Last student who helped integrate the University of North Carolina’s undergraduate body has died
RALEIGH, N.C. (AP) — Ralph Kennedy Frasier, the final surviving member of a trio of African American youths who were the first to desegregate the undergraduate student body at North Carolina’s flagship public university in the 1950s, has died.
Frasier, who had been in declining health over the past several months, died May 8 at age 85 at the Mayo Clinic in Jacksonville, Florida, according to son Ralph Frasier Jr.
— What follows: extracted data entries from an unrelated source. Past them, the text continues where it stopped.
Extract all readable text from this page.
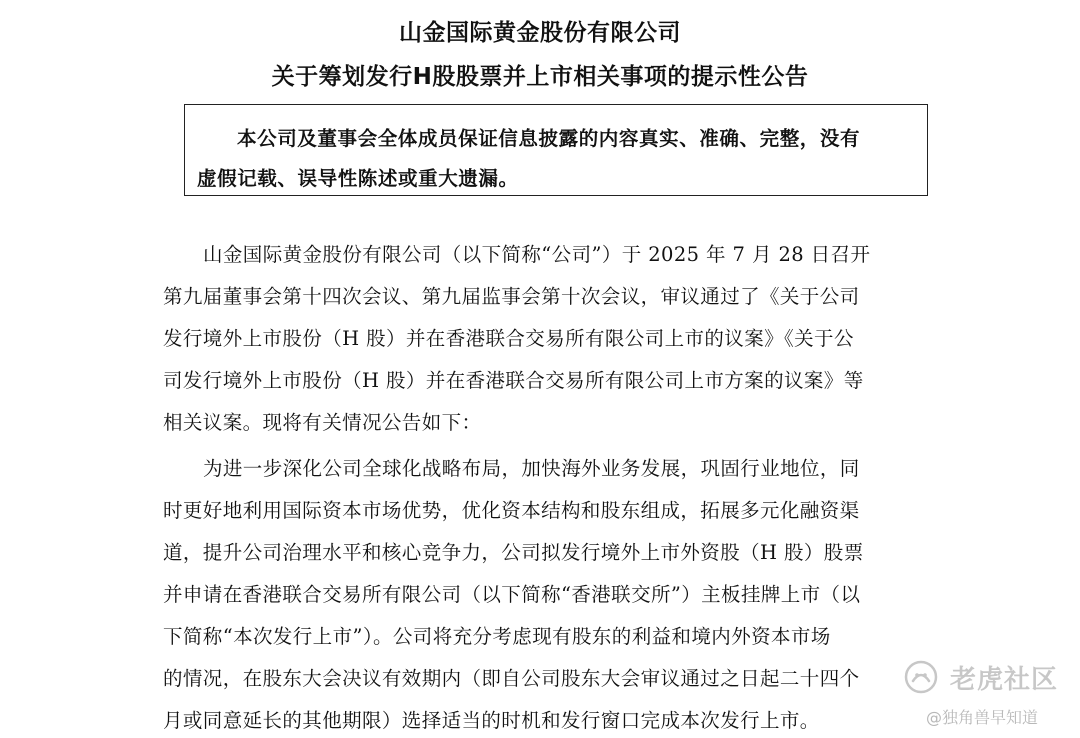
山金国际黄金股份有限公司
关于筹划发行H股股票并上市相关事项的提示性公告
本公司及董事会全体成员保证信息披露的内容真实、准确、完整，没有
虚假记载、误导性陈述或重大遗漏。
山金国际黄金股份有限公司（以下简称“公司”）于 2025 年 7 月 28 日召开
第九届董事会第十四次会议、第九届监事会第十次会议，审议通过了《关于公司
发行境外上市股份（H 股）并在香港联合交易所有限公司上市的议案》《关于公
司发行境外上市股份（H 股）并在香港联合交易所有限公司上市方案的议案》等
相关议案。现将有关情况公告如下：
为进一步深化公司全球化战略布局，加快海外业务发展，巩固行业地位，同
时更好地利用国际资本市场优势，优化资本结构和股东组成，拓展多元化融资渠
道，提升公司治理水平和核心竞争力，公司拟发行境外上市外资股（H 股）股票
并申请在香港联合交易所有限公司（以下简称“香港联交所”）主板挂牌上市（以
下简称“本次发行上市”）。公司将充分考虑现有股东的利益和境内外资本市场
的情况，在股东大会决议有效期内（即自公司股东大会审议通过之日起二十四个
月或同意延长的其他期限）选择适当的时机和发行窗口完成本次发行上市。
老虎社区
@独角兽早知道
A memorial service was scheduled for Saturday in Columbus, Ohio, where Frasier spent much of his working career.
Frasier, his older brother LeRoy, and John Lewis Brandon — all Durham high school classmates — fought successfully against Jim Crow laws when they were able to attend the University of North Carolina at Chapel Hill in the fall of 1955. LeRoy Frasier died in late 2017, with Brandon following weeks later.
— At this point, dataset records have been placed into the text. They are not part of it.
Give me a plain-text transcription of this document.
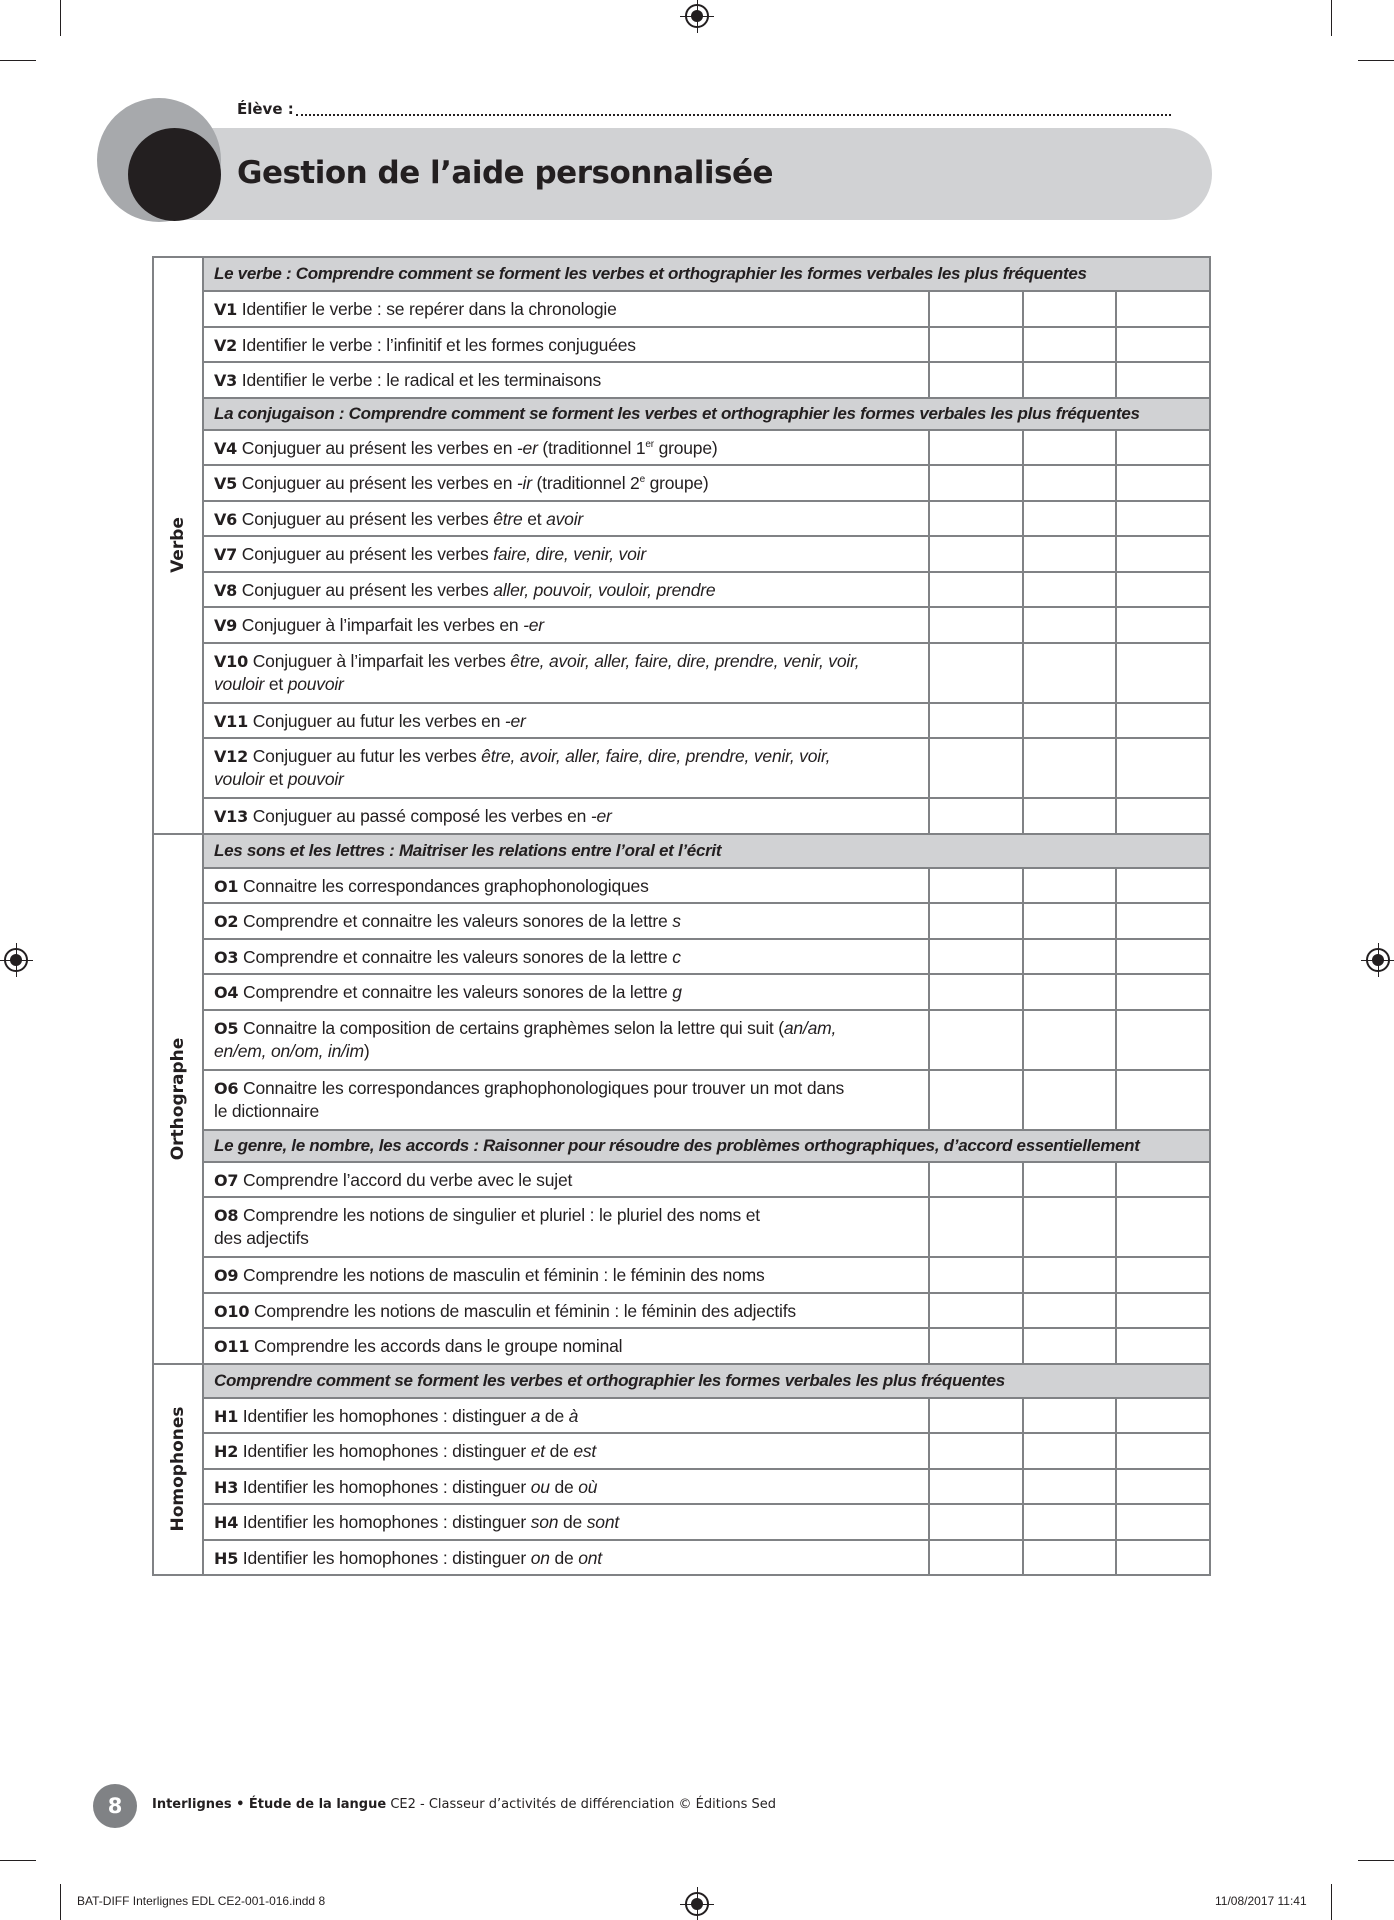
Élève :
Gestion de l’aide personnalisée
Verbe
Le verbe : Comprendre comment se forment les verbes et orthographier les formes verbales les plus fréquentes
V1 Identifier le verbe : se repérer dans la chronologie
V2 Identifier le verbe : l’infinitif et les formes conjuguées
V3 Identifier le verbe : le radical et les terminaisons
La conjugaison : Comprendre comment se forment les verbes et orthographier les formes verbales les plus fréquentes
V4 Conjuguer au présent les verbes en -er (traditionnel 1er groupe)
V5 Conjuguer au présent les verbes en -ir (traditionnel 2e groupe)
V6 Conjuguer au présent les verbes être et avoir
V7 Conjuguer au présent les verbes faire, dire, venir, voir
V8 Conjuguer au présent les verbes aller, pouvoir, vouloir, prendre
V9 Conjuguer à l’imparfait les verbes en -er
V10 Conjuguer à l’imparfait les verbes être, avoir, aller, faire, dire, prendre, venir, voir,
vouloir et pouvoir
V11 Conjuguer au futur les verbes en -er
V12 Conjuguer au futur les verbes être, avoir, aller, faire, dire, prendre, venir, voir,
vouloir et pouvoir
V13 Conjuguer au passé composé les verbes en -er
Orthographe
Les sons et les lettres : Maitriser les relations entre l’oral et l’écrit
O1 Connaitre les correspondances graphophonologiques
O2 Comprendre et connaitre les valeurs sonores de la lettre s
O3 Comprendre et connaitre les valeurs sonores de la lettre c
O4 Comprendre et connaitre les valeurs sonores de la lettre g
O5 Connaitre la composition de certains graphèmes selon la lettre qui suit (an/am,
en/em, on/om, in/im)
O6 Connaitre les correspondances graphophonologiques pour trouver un mot dans
le dictionnaire
Le genre, le nombre, les accords : Raisonner pour résoudre des problèmes orthographiques, d’accord essentiellement
O7 Comprendre l’accord du verbe avec le sujet
O8 Comprendre les notions de singulier et pluriel : le pluriel des noms et
des adjectifs
O9 Comprendre les notions de masculin et féminin : le féminin des noms
O10 Comprendre les notions de masculin et féminin : le féminin des adjectifs
O11 Comprendre les accords dans le groupe nominal
Homophones
Comprendre comment se forment les verbes et orthographier les formes verbales les plus fréquentes
H1 Identifier les homophones : distinguer a de à
H2 Identifier les homophones : distinguer et de est
H3 Identifier les homophones : distinguer ou de où
H4 Identifier les homophones : distinguer son de sont
H5 Identifier les homophones : distinguer on de ont
8	Interlignes • Étude de la langue CE2 - Classeur d’activités de différenciation © Éditions Sed
BAT-DIFF Interlignes EDL CE2-001-016.indd 8	11/08/2017 11:41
Initially, the Hillside High School students’ enrollment applications were denied, even though the UNC law school had been integrated a few years earlier. And the landmark Brown vs. Board of Education decision that outlawed segregation happened in 1954.
The trustee board of UNC — the nation’s oldest public university — then passed a resolution barring the admission of Blacks as undergraduates. The students sued and a federal court ordered they be admitted. The ruling ultimately was affirmed by the U.S. Supreme Court.